In der Kälte fehlt der Strom
Lateinamerikas Energieversorgung durch Eis und Schnee gefährdet
Von Benjamin Beutler *
In Lateinamerika leiden nicht nur die Einwohner unter der ungewohnt
strengen Kältewelle: Auch die Energieversorgung wird langsam zum
Problem. Argentinien muss jetzt schon viel Geld für zusätzliche Gas- und
Stromankäufe zuschießen.
Geschlossene Häfen und Flughäfen in Uruguay, Stromausfälle in Chile,
verlängerte Winterferien in Paraguay, Gasknappheit in Argentinien - die
anhaltende Kältewelle in Südamerika hat auch die Wirtschaft im Cono Sur
fest im Griff.
Besonders in Argentinien stellt der kälteste Winter seit über 30 Jahren
die von chronischer Energieknappheit geplagte Volkswirtschaft vor
massive Schwierigkeiten. Aktuell, so schätzte das Energieministerium am
Rio de la Plata jüngst, verbrauchen die 40 Millionen Argentinier und
Wirtschaft täglich 150 Millionen Kubikmeter Gas, das Versorgungssystem
ist jedoch nur auf 120 Millionen ausgelegt. »Zur Sicherstellung der
elektrischen Energieversorgung«, so verlautete es aus dem Bulletin des
Finanzministeriums, sah sich die Regierung in Buenos Aires zu
Wochenbeginn gezwungen, 1,5 Milliarden Pesos (rund 300 Millionen Euro)
an zwei öffentlich-private Energieunternehmen auszuzahlen.
Eine Million Peso gehen mit sofortiger Wirkung an die Energiefirma
Cammesa. Das Mischunternehmen regelt die Verteilung von Energie und die
Preise für Strom und befindet sich zu 80 Prozent in privater Hand, zu 20
Prozent unter staatlicher Kontrolle. Die restliche Summe geht an das zu
100 Prozent staatliche Energieunternehmen Enarsa. Die Steuergelder
sollen nun für zusätzliche Gas- und Stromankäufe durch Cammesa und
Enarsa verwendet werden, nachdem am vergangenen Montag die
Energieversorgung von rund 300 Fabriken (davon 135 in der Hauptstadt)
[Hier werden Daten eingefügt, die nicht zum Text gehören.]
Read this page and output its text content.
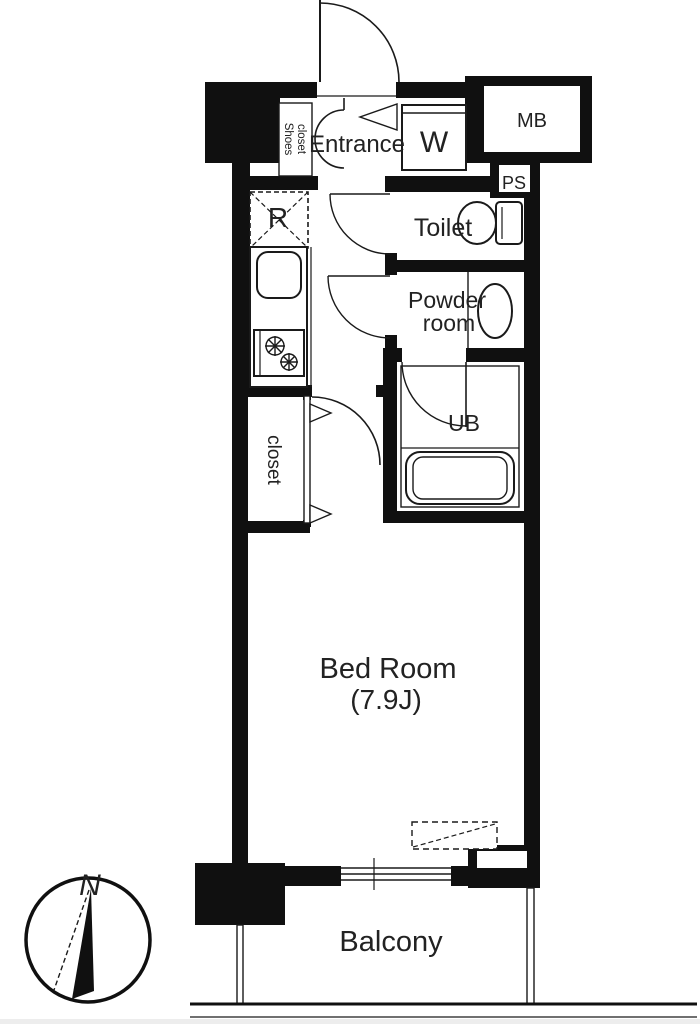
N
Entrance W
MB
PS
Shoes closet
R	Toilet
Powder
room
UB
closet
Bed Room
(7.9J)
Balcony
eingeschränkt werden musste. Auch die Belieferung von Tankstellen mit
Flüssiggas für Autos musste in sechs Provinzen auf unbestimmte Zeit
heruntergefahren werden.
Der gestiegene Energiehunger kommt Argentiniens Staatskasse teuer zu
stehen: Rund 1,8 Milliarden Euro gibt Buenos Aires im Jahr 2010 für
importierten Strom, Gas und Öl aus. 630 Millionen Euro kosten
Brennstoffe für Elektrizitätskraftwerke, 390 Millionen Euro das
Flüssiggas (LPG), das mit 14 unter Vertrag genommenen Tankschiffen aus
Puerto Príncipe auf Haiti geliefert wird. Für 310 Millionen Euro kauft
Argentinien Strom von Brasilien und Paraguay.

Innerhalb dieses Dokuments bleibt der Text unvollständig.